What to Do When Your Puppy Potty Training Plan Fails


Yorkie Pup Has a Problem When Left in His Playpen


Comments Leave a Comment

Posted by Ooty on 09/18 at 03:03 AM

You have all inspired me to focus on providing more informative and resource type link building posts in the future, so stay tuned for more soon.

Posted by .(JavaScript must be enabled to view this email address) on 11/27 at 03:04 PM

I was wondering about how you might train an older dog you adopt from a shelter not to do their business in the house? The last two older dogs we've owned came to us perfectly house trained, (although this was not guaranteed by the shelter) however in looking for a new dog I've realized that this will not necessarily be the case for all older dogs we might adopt - we were just very lucky.
Is it extremely difficult? (That we might decide only to adopt a dog that's 'guaranteed' to already house trained) How is it different to training a puppy?
Thanks for your help!

Posted by .(JavaScript must be enabled to view this email address) on 12/10 at 12:23 PM

It's really the same as working with a puppy, except that older dogs can hold it longer.

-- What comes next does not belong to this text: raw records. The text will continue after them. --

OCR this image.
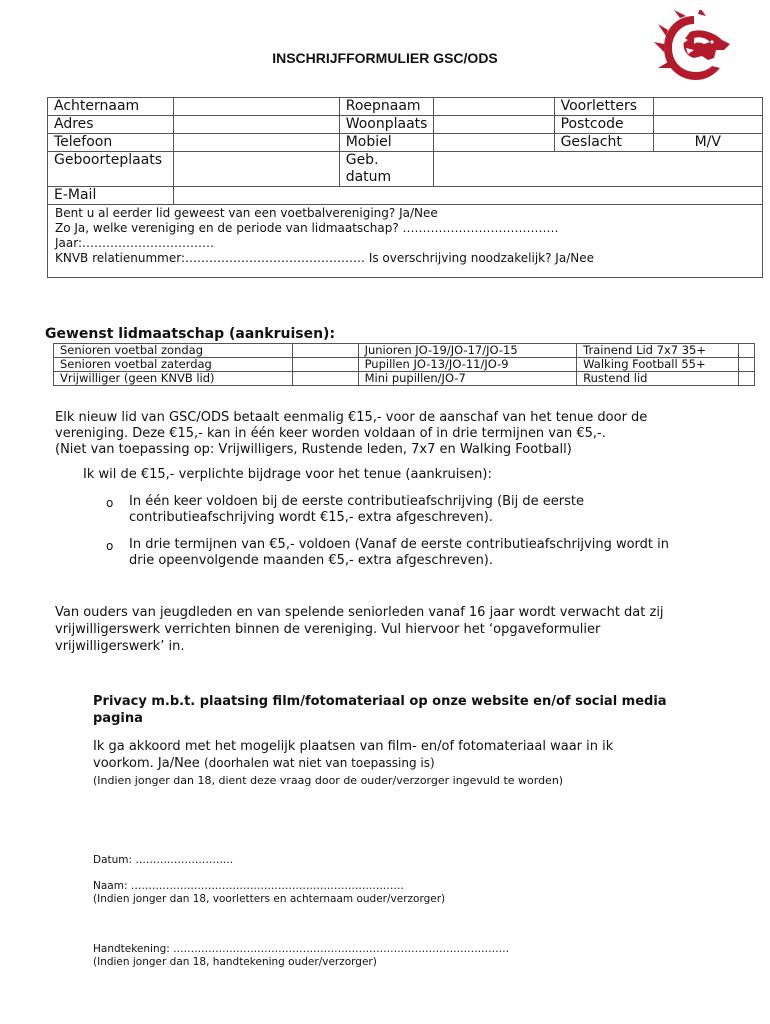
INSCHRIJFFORMULIER GSC/ODS
Achternaam		Roepnaam		Voorletters	
Adres		Woonplaats		Postcode	
Telefoon		Mobiel		Geslacht	M/V
Geboorteplaats		Geb. datum			
E-Mail					
Bent u al eerder lid geweest van een voetbalvereniging? Ja/Nee
Zo Ja, welke vereniging en de periode van lidmaatschap? …………………………………
Jaar:……………………………
KNVB relatienummer:……………………………………… Is overschrijving noodzakelijk? Ja/Nee
Gewenst lidmaatschap (aankruisen):
Senioren voetbal zondag		Junioren JO-19/JO-17/JO-15	Trainend Lid 7x7 35+	
Senioren voetbal zaterdag		Pupillen JO-13/JO-11/JO-9	Walking Football 55+	
Vrijwilliger (geen KNVB lid)		Mini pupillen/JO-7	Rustend lid	
Elk nieuw lid van GSC/ODS betaalt eenmalig €15,- voor de aanschaf van het tenue door de
vereniging. Deze €15,- kan in één keer worden voldaan of in drie termijnen van €5,-.
(Niet van toepassing op: Vrijwilligers, Rustende leden, 7x7 en Walking Football)
Ik wil de €15,- verplichte bijdrage voor het tenue (aankruisen):
o In één keer voldoen bij de eerste contributieafschrijving (Bij de eerste contributieafschrijving wordt €15,- extra afgeschreven).
o In drie termijnen van €5,- voldoen (Vanaf de eerste contributieafschrijving wordt in drie opeenvolgende maanden €5,- extra afgeschreven).
Van ouders van jeugdleden en van spelende seniorleden vanaf 16 jaar wordt verwacht dat zij vrijwilligerswerk verrichten binnen de vereniging. Vul hiervoor het ‘opgaveformulier vrijwilligerswerk’ in.
Privacy m.b.t. plaatsing film/fotomateriaal op onze website en/of social media pagina
Ik ga akkoord met het mogelijk plaatsen van film- en/of fotomateriaal waar in ik
voorkom. Ja/Nee (doorhalen wat niet van toepassing is)
(Indien jonger dan 18, dient deze vraag door de ouder/verzorger ingevuld te worden)
Datum: ……………………….
Naam: ……………………………………………………………………
(Indien jonger dan 18, voorletters en achternaam ouder/verzorger)
Handtekening: ……………………………………………………………………………………
(Indien jonger dan 18, handtekening ouder/verzorger)
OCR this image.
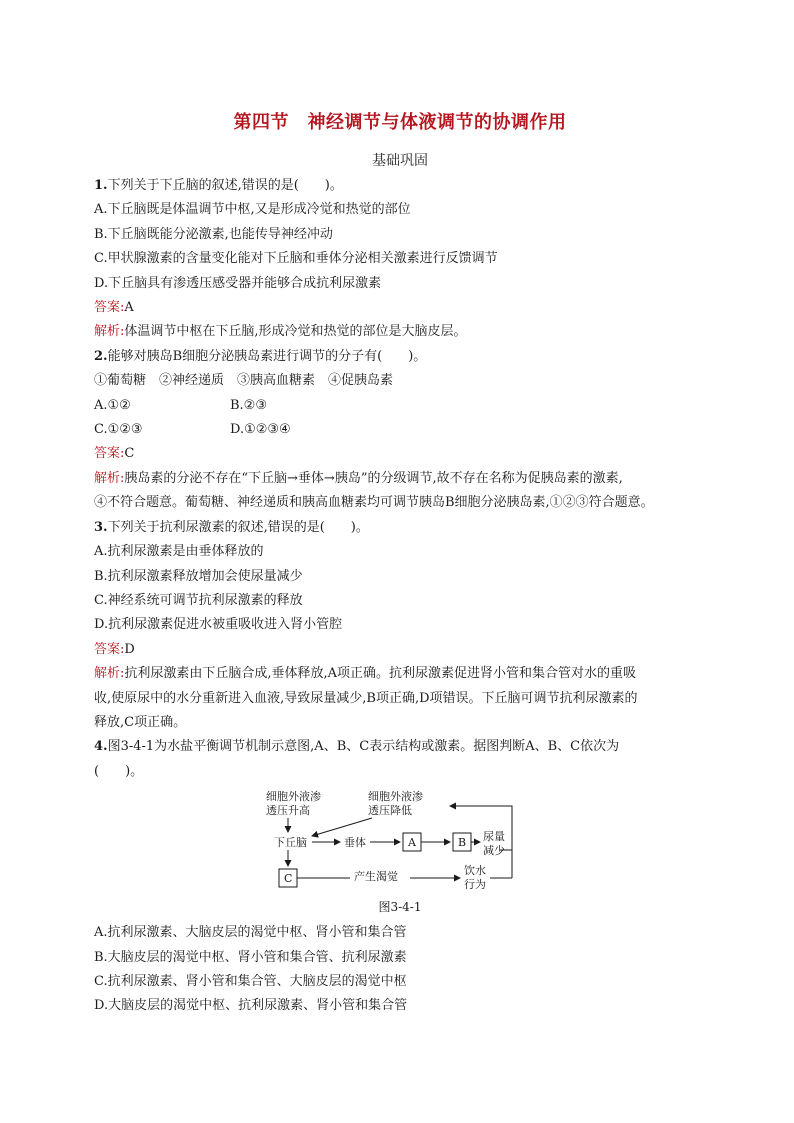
第四节　神经调节与体液调节的协调作用
基础巩固
1.下列关于下丘脑的叙述,错误的是(　　)。
A.下丘脑既是体温调节中枢,又是形成冷觉和热觉的部位
B.下丘脑既能分泌激素,也能传导神经冲动
C.甲状腺激素的含量变化能对下丘脑和垂体分泌相关激素进行反馈调节
D.下丘脑具有渗透压感受器并能够合成抗利尿激素
答案:A
解析:体温调节中枢在下丘脑,形成冷觉和热觉的部位是大脑皮层。
2.能够对胰岛B细胞分泌胰岛素进行调节的分子有(　　)。
①葡萄糖　②神经递质　③胰高血糖素　④促胰岛素
A.①②	B.②③
C.①②③	D.①②③④
答案:C
解析:胰岛素的分泌不存在“下丘脑→垂体→胰岛”的分级调节,故不存在名称为促胰岛素的激素,
④不符合题意。葡萄糖、神经递质和胰高血糖素均可调节胰岛B细胞分泌胰岛素,①②③符合题意。
3.下列关于抗利尿激素的叙述,错误的是(　　)。
A.抗利尿激素是由垂体释放的
B.抗利尿激素释放增加会使尿量减少
C.神经系统可调节抗利尿激素的释放
D.抗利尿激素促进水被重吸收进入肾小管腔
答案:D
解析:抗利尿激素由下丘脑合成,垂体释放,A项正确。抗利尿激素促进肾小管和集合管对水的重吸
收,使原尿中的水分重新进入血液,导致尿量减少,B项正确,D项错误。下丘脑可调节抗利尿激素的
释放,C项正确。
4.图3-4-1为水盐平衡调节机制示意图,A、B、C表示结构或激素。据图判断A、B、C依次为
(　　)。
细胞外液渗
透压升高
细胞外液渗
透压降低
下丘脑	垂体	A	B 尿量
减少
C	产生渴觉	饮水
行为
图3-4-1
A.抗利尿激素、大脑皮层的渴觉中枢、肾小管和集合管
B.大脑皮层的渴觉中枢、肾小管和集合管、抗利尿激素
C.抗利尿激素、肾小管和集合管、大脑皮层的渴觉中枢
D.大脑皮层的渴觉中枢、抗利尿激素、肾小管和集合管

So you don't need to take them out as frequently! Yay!

Posted by .(JavaScript must be enabled to view this email address) on 01/05 at 09:44 PM

I live on the third floor of an apartment building, and I would like to have our two 8 week old puppies learn to do their business on some papers in the bathroom. I'll give them food and water at specific times, and then depending on which, wait the appropriate amount of time and take them to the spot or pick them up when they're about to go and put them in the spot.

They, however, seem to think that they are being punished or simply don't want to go on the spot I need them to go. They'll hold it as long as possible (I've waited over 2 hours on many occasions)..I don't want them to think the spot is bad or that they're being punished, but if I were to allow them to move from the spot they'll go do their business somewhere else in the house...I praise and reward heavily when they finally do go, but this doesn't seem to help get the message through... any tips?

Posted by dermatologist on 01/11 at 08:56 PM

You have to reward your dog for going to the bathroom outside and outside only. Leave your dog outside more, or take your dog on more walks so he/she can be multiple times and then when you are at home the bladder is empty.

Posted by .(JavaScript must be enabled to view this email address) on 01/30 at 06:01 PM

i have a problem with my 2yr male cocking his leg after he has come in from being outside..if i got him fixed would that stop him from peein in the house

Posted by .(JavaScript must be enabled to view this email address) on 11/24 at 11:35 PM

This is really helpful post for a dog lover like me. I learn a lot from this one. I must say, taking good care of our dogs is like having a new member in the family. Your dogs were really cute.